Presidents have been receiving these birds as gifts for many years starting with President Lincoln who didn’t officially pardon one but told the White House to spare a turkey at the urging of his rambunctious son, Tad, who had grown fond of the gift. President Kennedy was given a live turkey that had a sign hanging around its neck saying, “Good eating, Mr. President”. Although he also did not officially “pardon” the turkey, he announced he would not be eating it. Three days later he was assassinated in Dallas.

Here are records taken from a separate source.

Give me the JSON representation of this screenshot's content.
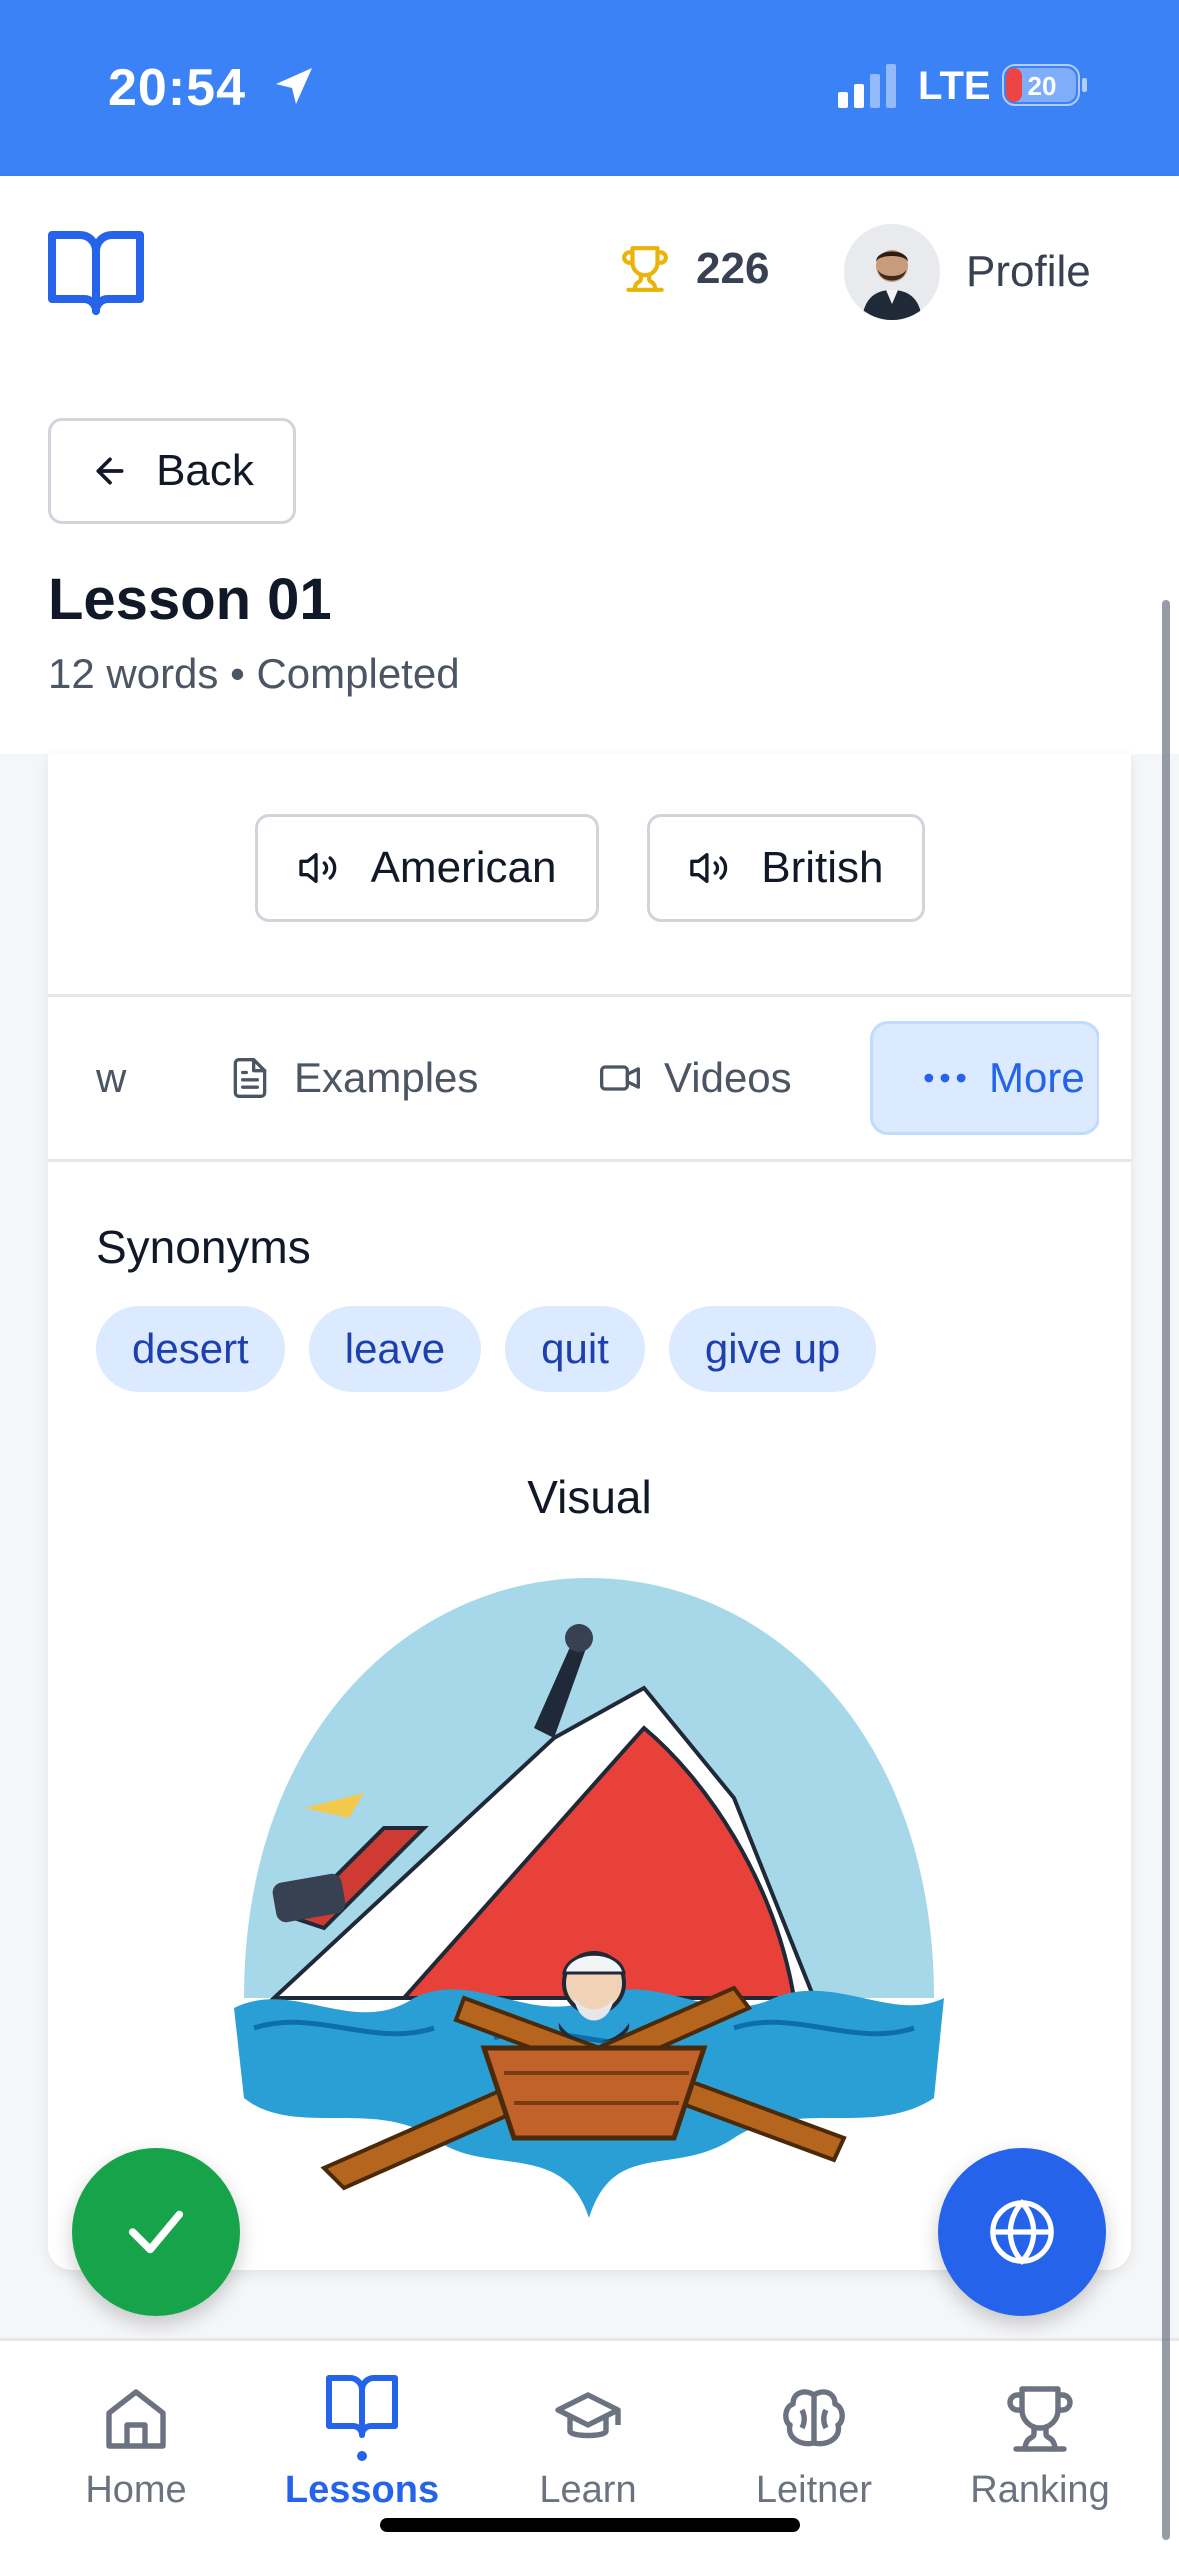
{
  "status_bar": {
    "time": "20:54",
    "network": "LTE",
    "battery": "20"
  },
  "header": {
    "score": "226",
    "profile_label": "Profile"
  },
  "lesson": {
    "back_label": "Back",
    "title": "Lesson 01",
    "meta": "12 words • Completed"
  },
  "pronunciation": {
    "american": "American",
    "british": "British"
  },
  "tabs": {
    "partial": "w",
    "examples": "Examples",
    "videos": "Videos",
    "more": "More"
  },
  "synonyms": {
    "title": "Synonyms",
    "items": [
      "desert",
      "leave",
      "quit",
      "give up"
    ]
  },
  "visual": {
    "title": "Visual"
  },
  "nav": {
    "home": "Home",
    "lessons": "Lessons",
    "learn": "Learn",
    "leitner": "Leitner",
    "ranking": "Ranking"
  },
  "colors": {
    "primary": "#3b82f6",
    "accent": "#2563eb",
    "success": "#16a34a",
    "chip_bg": "#dbeafe"
  }
}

Official turkey pardoning at the White House was started in 1989 by President George H.W. Bush when he pardoned “Liberty” and “Freedom”, so named in the wake of the 9/11 attacks. There are always two turkeys, and they are always named in pairs, such as Mac and Cheese and Tater and Tot, all spared by President Obama. President Trump gave pardons to Drumstick and Wishbone and later Corn and Cob.
Most of us eat pretty much the same meal on Thanksgiving Day. I know this to be true because I see all the same dishes posted on Facebook every year. There may be some variations in the sides and different recipes for dressing (or stuffing — think Yankee food) but we all generally stick to tradition.
Some vegetarians use recipes that call for “Tofurky” which is tofu “turkey”. I imagine they generally don’t go back for seconds like most of us do. Y’all go ahead and help yourselves, I’ll pass on anything that has tofu in it. And in some parts of Pennsylvania, folks call their dressing “filling” and mix it up with mashed potatoes of all things. I’ve even seen some so-called cooks add black olives to the mixture, thus ruining an otherwise delicious dish.
Eighty-eight percent of Americans eat turkey on Thanksgiving Day which comes to around 46 million platters of the tasty bird. When Christmas rolls around just over a month later, we eat another 22 million turkeys at our festive meals.
You can cook a turkey in a slow cooker, an air fryer, or a convection or normal oven. You can also smoke it, deep fry in a pot of peanut oil, or roast it on a spit like the Pilgrims did. It doesn’t really matter. Turkey meat is delicious no matter how you cook it. White or dark.
The bird that graces our holiday tables each year is indeed a unique American bird, a species native only to the Americas. According to a myth, the turkey nearly landed a spot on the Seal of the United States due to a suggestion by Benjamin Franklin, but he was criticizing the design of the bald eagle on the seal in a letter to his daughter saying it looked more like a turkey than the majestic eagle.
There are some who say that second to the sloth, the domesticated turkey is probably the dumbest animal on the face of the earth. The explanation is that they sometimes drown during a rainstorm because they just like to stare straight up at the sky while it’s raining. Scientists say this is due to a hereditary condition called tetanic torticollar spasms that occasionally cause them to stare upwards into space. Not necessarily looking at anything, just staring stupidly. I’ve seen people do that, also.
Then there are others who argue that turkeys are getting a bum rap. Even the name turkey is synonymous with an inept, slow-witted person and is a stereotype that needs to be changed in these days of equal fairness for all.
According to an Oregon State University poultry scientist who has studied turkeys for over 30 years, it’s time the big birds get a little respect. He did agree that turkeys look stupid, especially when they’re running. The scientist said, “I work with the animals, I talk to them, I observe them to be sure of their well-being and find out how they do when they are stressed -- you get attached to them. I’m an advocate for turkeys. Except on Thanksgiving…” No doubt.